You can also substitute candy with non-food treats such as:
      Plastic rings
      Pencils
      Stickers
      Lose change
      Balloons
      Crayons
      Colored chalk
      Erasers
      Whistles
      Baseball cards
      Rubber toys

Friday, October 29, 2010

Bathing in Sugar


We, like our kids, bathe in sugar.

It’s in the drinks we drink, the snacks we eat, and the desserts we consume afterwards. It’s even in foods not normally associated with sugar (sliced breads, hot dogs, ketchup).

The role of sugar in health is only recently being understood, and now we’ve discovered that the sugars in low fat food products can lead to weight problems, and even the insulin instabilities that become diabetes.

And the worst time of all, in respect to sugar consumption, is the “sweetened storm surge” that happens at Halloween.

Many people may take issue with my apparent assault on sugar. True, sugar is not unhealthy per se. True, it really can be incorporated into a healthy diet – just like bacon, wine, chocolate, or any other real food. And the sugar industry position downplays Halloween's sugar bolus, calling it the happy exception to the rule – sweets as a treat, nothing more.

That might be true if we were not inundated by sugar every day, making Halloween a punctuation mark on the end of a long candy road.

But what can you do? We live in this culture. Kids come to your house expecting neon syrup wads, and our kids go to houses that produce handfuls of orange candy corn (what IS that, anyway?), fireballs, gummy things, and the Barney-purple sugar in a straw called Pixie Stix.

With so much candy afoot, we run into a common cultural dilemma. “Everyone else is doing it.” Although you cannot change the world, you can change your self. One good starting spot is to buy treats for your house, and for the passing kids, other than a bag of candy. 

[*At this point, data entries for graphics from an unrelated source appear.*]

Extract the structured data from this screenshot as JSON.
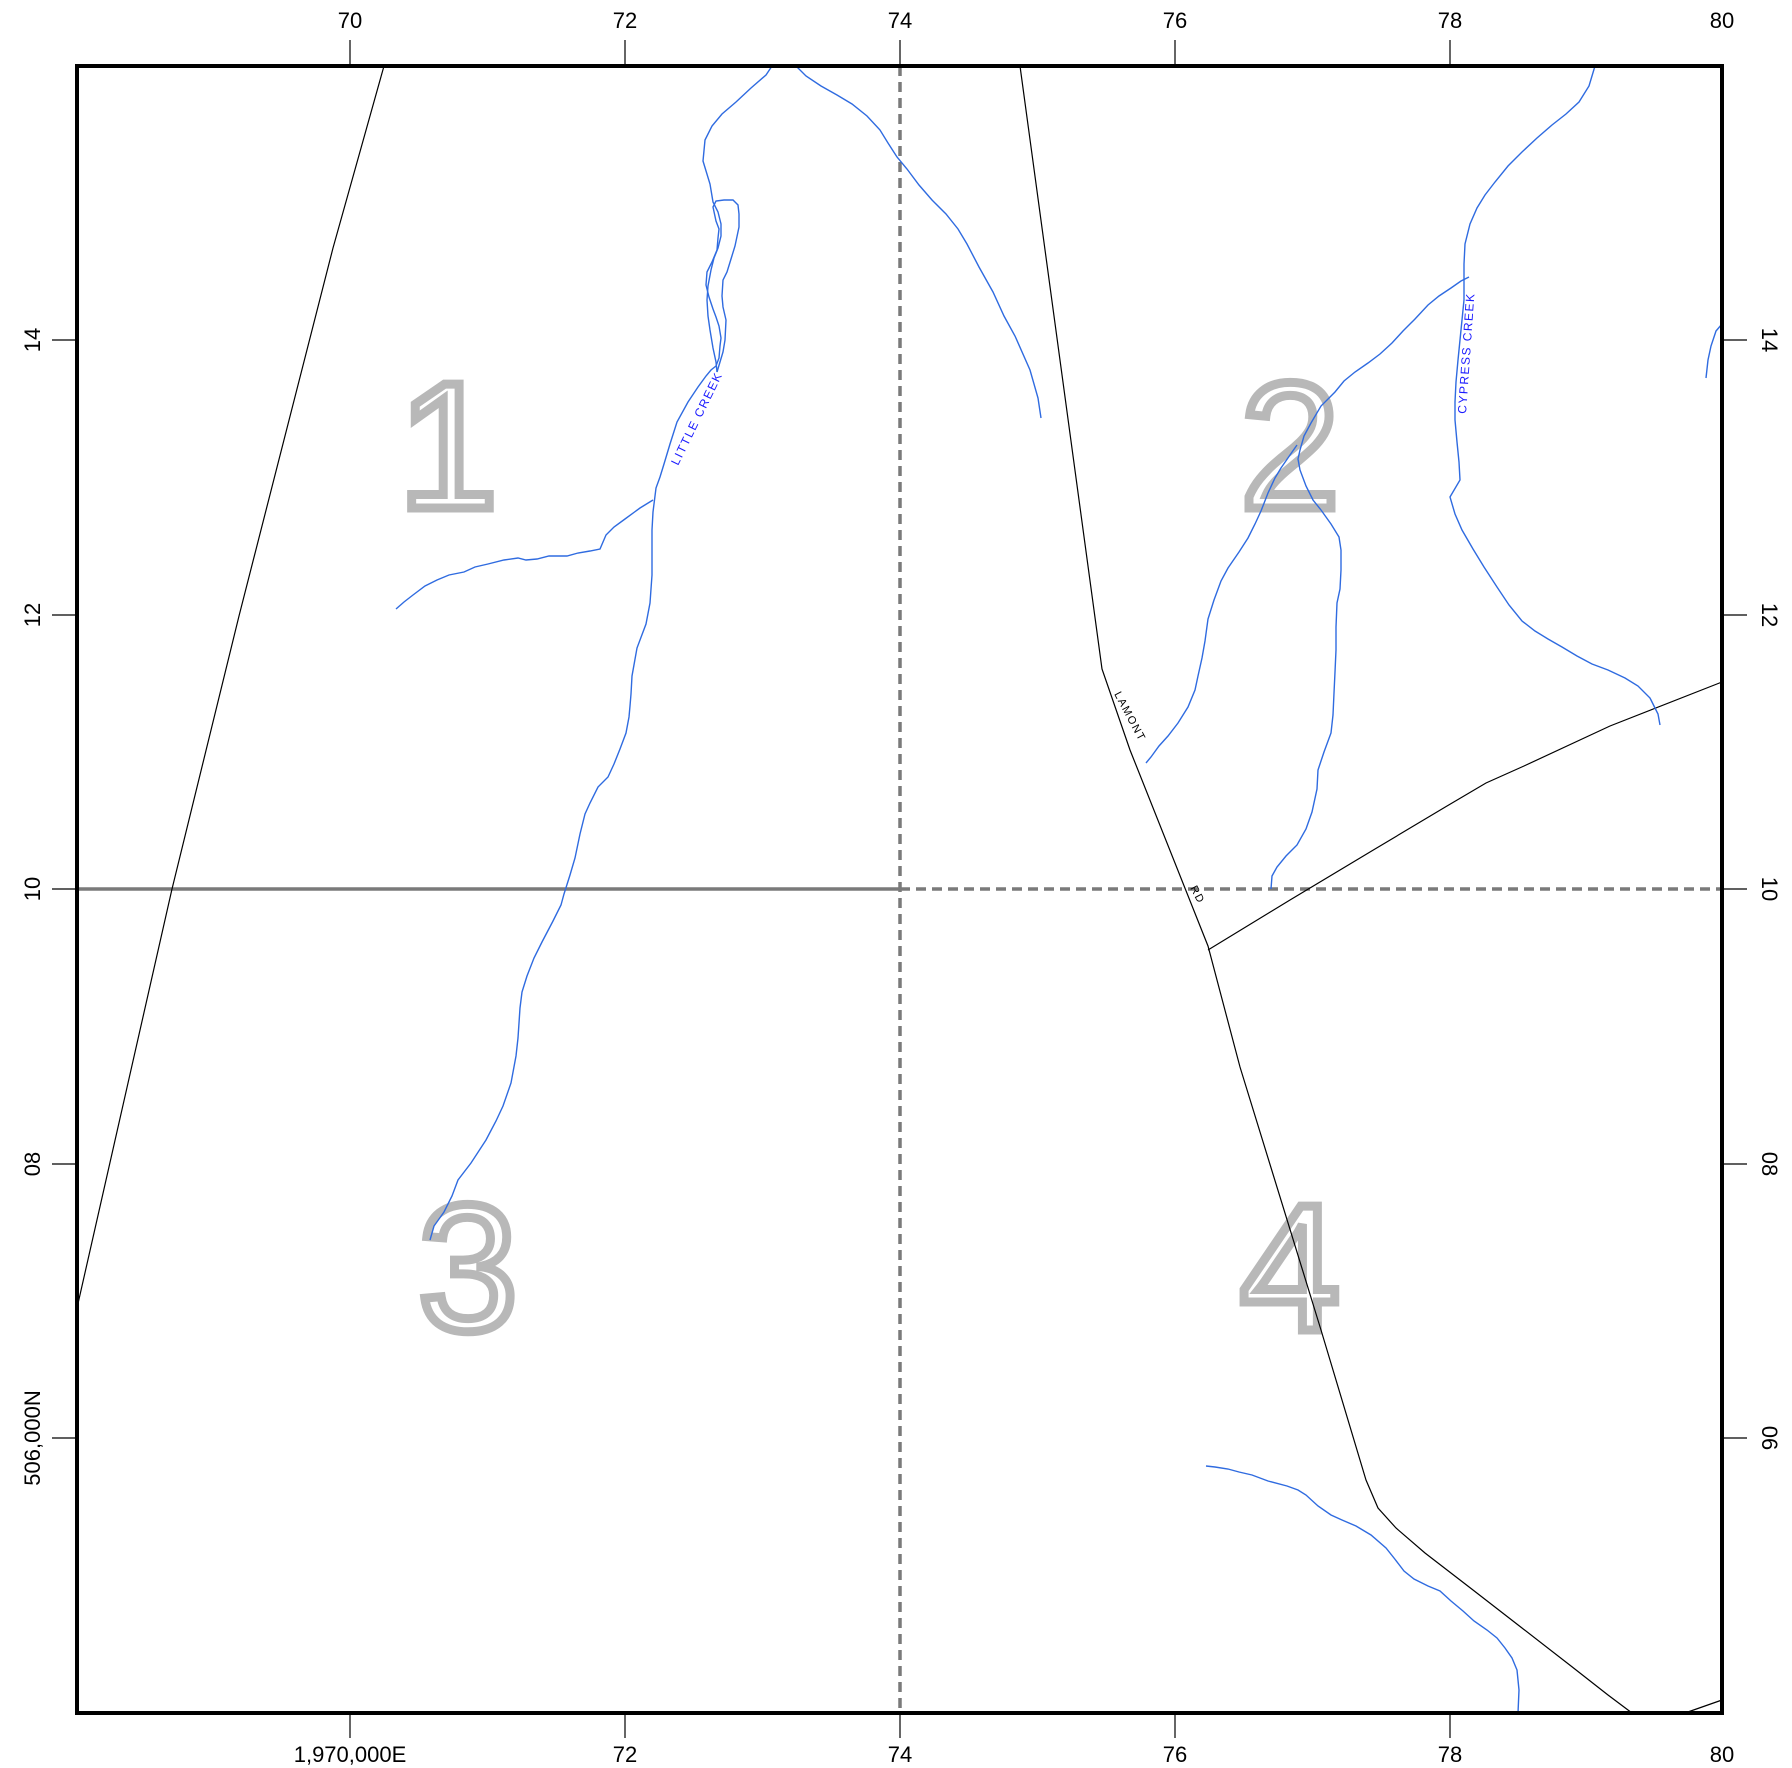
{
  "map": {
    "x_axis_top": [
      "70",
      "72",
      "74",
      "76",
      "78",
      "80"
    ],
    "x_axis_bottom": [
      "1,970,000E",
      "72",
      "74",
      "76",
      "78",
      "80"
    ],
    "y_axis_left": [
      "14",
      "12",
      "10",
      "08",
      "506,000N"
    ],
    "y_axis_right": [
      "14",
      "12",
      "10",
      "08",
      "06"
    ],
    "quadrants": [
      "1",
      "2",
      "3",
      "4"
    ],
    "streams": [
      {
        "label": "LITTLE CREEK"
      },
      {
        "label": "CYPRESS CREEK"
      }
    ],
    "roads": [
      {
        "label_part1": "LAMONT",
        "label_part2": "RD"
      }
    ],
    "colors": {
      "stream": "#2f6be0",
      "stream_label": "#1a1aff",
      "road": "#000000",
      "quadrant_numeral": "#b8b8b8",
      "section_line": "#7a7a7a",
      "frame": "#000000"
    }
  }
}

Thursday, October 28, 2010

Preparation For Success At Halloween

Feed them first: Make sure your kids eat a nutritious dinner before trick or treating so they won't be ravenous while they’re out and when they get home. This will help naturally limit how many sweets they eat. If they’re really excited about the night’s festivities, they may not be in the mood to sit down for a super nutritious meal like fish and broccoli, so think about treating them to one of their favourites instead.

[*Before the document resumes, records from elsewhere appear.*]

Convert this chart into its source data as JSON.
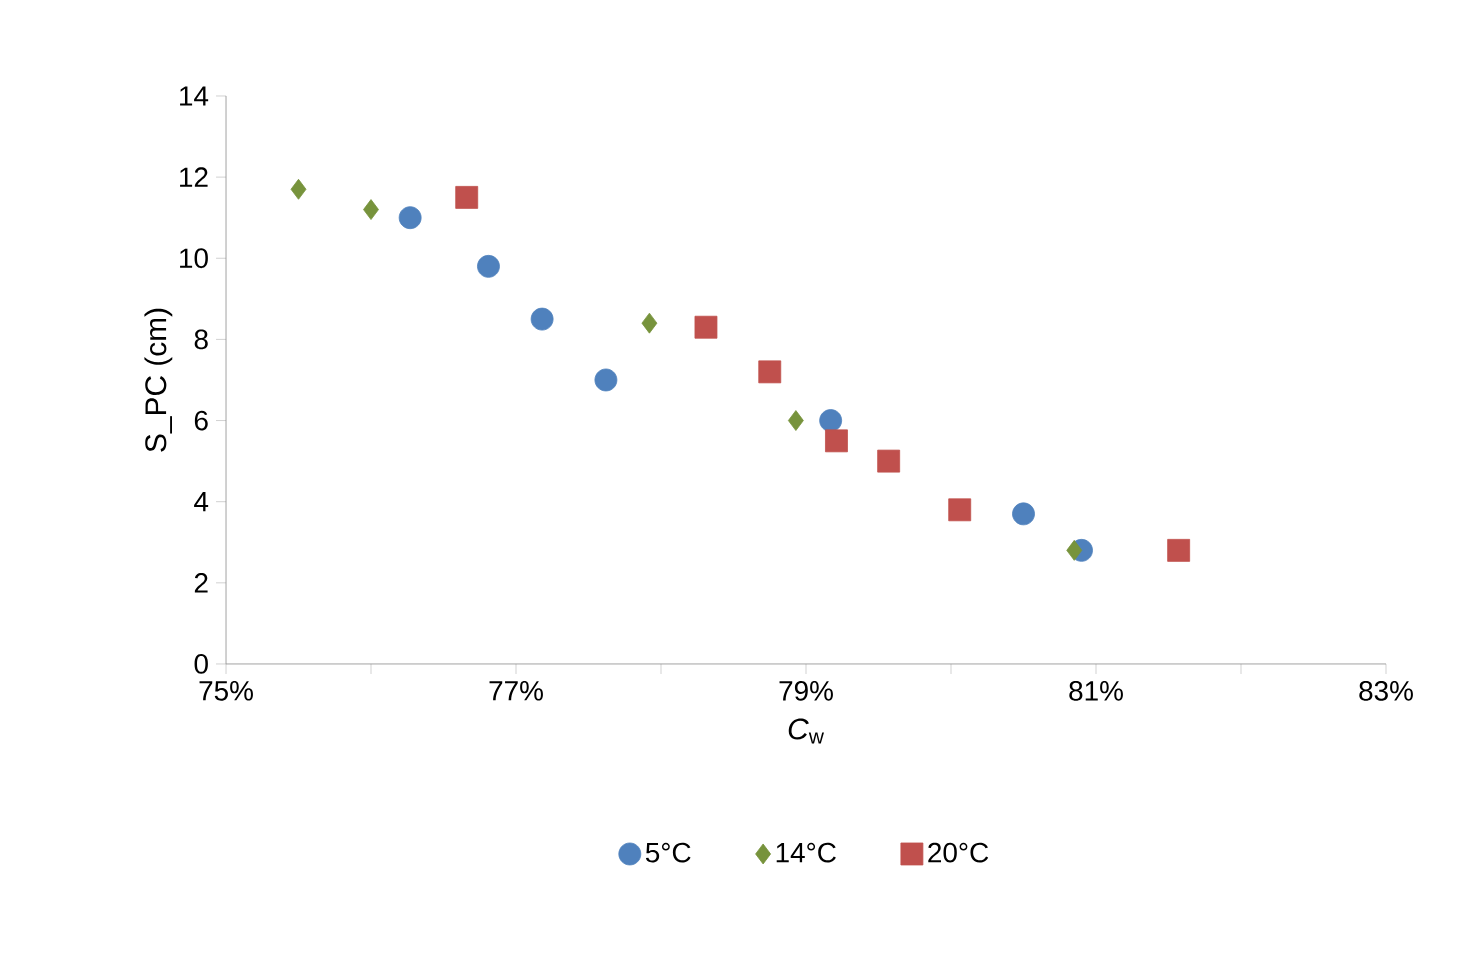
{
  "chart_data": {
    "type": "scatter",
    "xlabel": "*C*$_{w}$",
    "ylabel": "S_PC (cm)",
    "xlim": [
      75,
      83
    ],
    "ylim": [
      0,
      14
    ],
    "xticks": [
      {
        "value": 75,
        "label": "75%"
      },
      {
        "value": 76,
        "label": null
      },
      {
        "value": 77,
        "label": "77%"
      },
      {
        "value": 78,
        "label": null
      },
      {
        "value": 79,
        "label": "79%"
      },
      {
        "value": 80,
        "label": null
      },
      {
        "value": 81,
        "label": "81%"
      },
      {
        "value": 82,
        "label": null
      },
      {
        "value": 83,
        "label": "83%"
      }
    ],
    "yticks": [
      0,
      2,
      4,
      6,
      8,
      10,
      12,
      14
    ],
    "grid": false,
    "legend": "bottom",
    "series": [
      {
        "name": "5°C",
        "color": "#4f81bd",
        "marker": "circle",
        "x": [
          76.27,
          76.81,
          77.18,
          77.62,
          79.17,
          80.5,
          80.9
        ],
        "values": [
          11.0,
          9.8,
          8.5,
          7.0,
          6.0,
          3.7,
          2.8
        ]
      },
      {
        "name": "14°C",
        "color": "#77933c",
        "marker": "diamond",
        "x": [
          75.5,
          76.0,
          77.92,
          78.93,
          80.85
        ],
        "values": [
          11.7,
          11.2,
          8.4,
          6.0,
          2.8
        ]
      },
      {
        "name": "20°C",
        "color": "#c0504d",
        "marker": "square",
        "x": [
          76.66,
          78.31,
          78.75,
          79.21,
          79.57,
          80.06,
          81.57
        ],
        "values": [
          11.5,
          8.3,
          7.2,
          5.5,
          5.0,
          3.8,
          2.8
        ]
      }
    ]
  }
}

Set guidelines: Decide before trick or treating how many goodies your kids will eat that evening and each day after. Try to make sure your kids consume no more than two sweets or chocolates a day, and check that they are eaten with meals to reduce the risk of tooth decay. Eating sweets with meals will also help regulate your children’s blood sugar, therefore limiting the ‘buzz’ associated with the typical sugar high. Also, if your kids are full after a meal they’ll want fewer sweets than if they are hungry.
Set a precedent: If you know children will be coming around to your house, consider giving them a combination of sweets, dried fruits or nuts. 

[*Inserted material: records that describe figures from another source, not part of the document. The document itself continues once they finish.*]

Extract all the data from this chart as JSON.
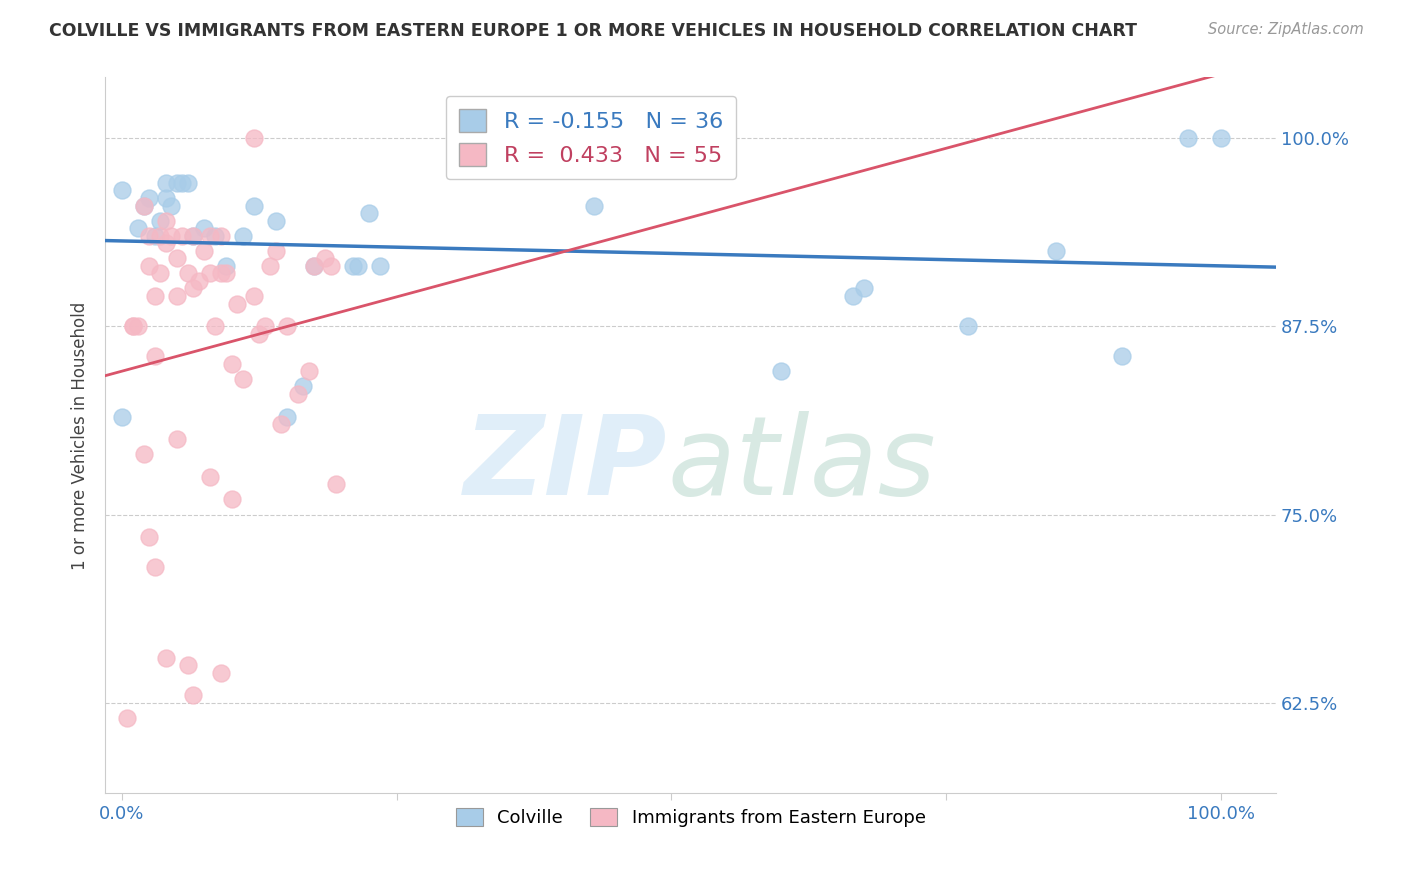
{
  "title": "COLVILLE VS IMMIGRANTS FROM EASTERN EUROPE 1 OR MORE VEHICLES IN HOUSEHOLD CORRELATION CHART",
  "source": "Source: ZipAtlas.com",
  "ylabel": "1 or more Vehicles in Household",
  "blue_label": "Colville",
  "pink_label": "Immigrants from Eastern Europe",
  "blue_R": -0.155,
  "blue_N": 36,
  "pink_R": 0.433,
  "pink_N": 55,
  "blue_color": "#a8cce8",
  "pink_color": "#f5b8c4",
  "blue_line_color": "#3a7abf",
  "pink_line_color": "#d9546a",
  "blue_points_x": [
    0.0,
    0.0,
    0.015,
    0.02,
    0.025,
    0.03,
    0.035,
    0.04,
    0.04,
    0.045,
    0.05,
    0.055,
    0.06,
    0.065,
    0.075,
    0.085,
    0.095,
    0.11,
    0.12,
    0.14,
    0.15,
    0.165,
    0.175,
    0.21,
    0.215,
    0.225,
    0.235,
    0.43,
    0.6,
    0.665,
    0.675,
    0.77,
    0.85,
    0.91,
    0.97,
    1.0
  ],
  "blue_points_y": [
    0.815,
    0.965,
    0.94,
    0.955,
    0.96,
    0.935,
    0.945,
    0.96,
    0.97,
    0.955,
    0.97,
    0.97,
    0.97,
    0.935,
    0.94,
    0.935,
    0.915,
    0.935,
    0.955,
    0.945,
    0.815,
    0.835,
    0.915,
    0.915,
    0.915,
    0.95,
    0.915,
    0.955,
    0.845,
    0.895,
    0.9,
    0.875,
    0.925,
    0.855,
    1.0,
    1.0
  ],
  "pink_points_x": [
    0.005,
    0.01,
    0.01,
    0.015,
    0.02,
    0.025,
    0.025,
    0.03,
    0.03,
    0.035,
    0.035,
    0.04,
    0.04,
    0.045,
    0.05,
    0.05,
    0.055,
    0.06,
    0.065,
    0.065,
    0.07,
    0.075,
    0.08,
    0.08,
    0.085,
    0.09,
    0.09,
    0.095,
    0.1,
    0.105,
    0.11,
    0.12,
    0.125,
    0.13,
    0.135,
    0.14,
    0.145,
    0.15,
    0.16,
    0.17,
    0.175,
    0.185,
    0.19,
    0.195,
    0.02,
    0.025,
    0.03,
    0.04,
    0.05,
    0.06,
    0.065,
    0.08,
    0.09,
    0.1,
    0.12
  ],
  "pink_points_y": [
    0.615,
    0.875,
    0.875,
    0.875,
    0.955,
    0.915,
    0.935,
    0.855,
    0.895,
    0.91,
    0.935,
    0.93,
    0.945,
    0.935,
    0.895,
    0.92,
    0.935,
    0.91,
    0.9,
    0.935,
    0.905,
    0.925,
    0.91,
    0.935,
    0.875,
    0.91,
    0.935,
    0.91,
    0.85,
    0.89,
    0.84,
    0.895,
    0.87,
    0.875,
    0.915,
    0.925,
    0.81,
    0.875,
    0.83,
    0.845,
    0.915,
    0.92,
    0.915,
    0.77,
    0.79,
    0.735,
    0.715,
    0.655,
    0.8,
    0.65,
    0.63,
    0.775,
    0.645,
    0.76,
    1.0
  ],
  "ymin": 0.565,
  "ymax": 1.04,
  "xmin": -0.015,
  "xmax": 1.05,
  "yticks": [
    0.625,
    0.75,
    0.875,
    1.0
  ],
  "ytick_labels": [
    "62.5%",
    "75.0%",
    "87.5%",
    "100.0%"
  ],
  "xticks": [
    0.0,
    0.25,
    0.5,
    0.75,
    1.0
  ],
  "xtick_labels_show": [
    "0.0%",
    "",
    "",
    "",
    "100.0%"
  ]
}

    Tuesday, October 19, 2010

    Welcome to the Not One Ounce Program

    Welcome to the Not One Ounce Program! We will work with you from November to New Years ... from the Halloween flood of candy through Thanksgiving, the stresses of the holiday season, and right up through the end of the year. 
    Dr Clower, At Home

    The point of this program is to give you the practical tools you need to make it through this difficult dietary time without gaining weight -- in fact, most of our participants actually lose weight!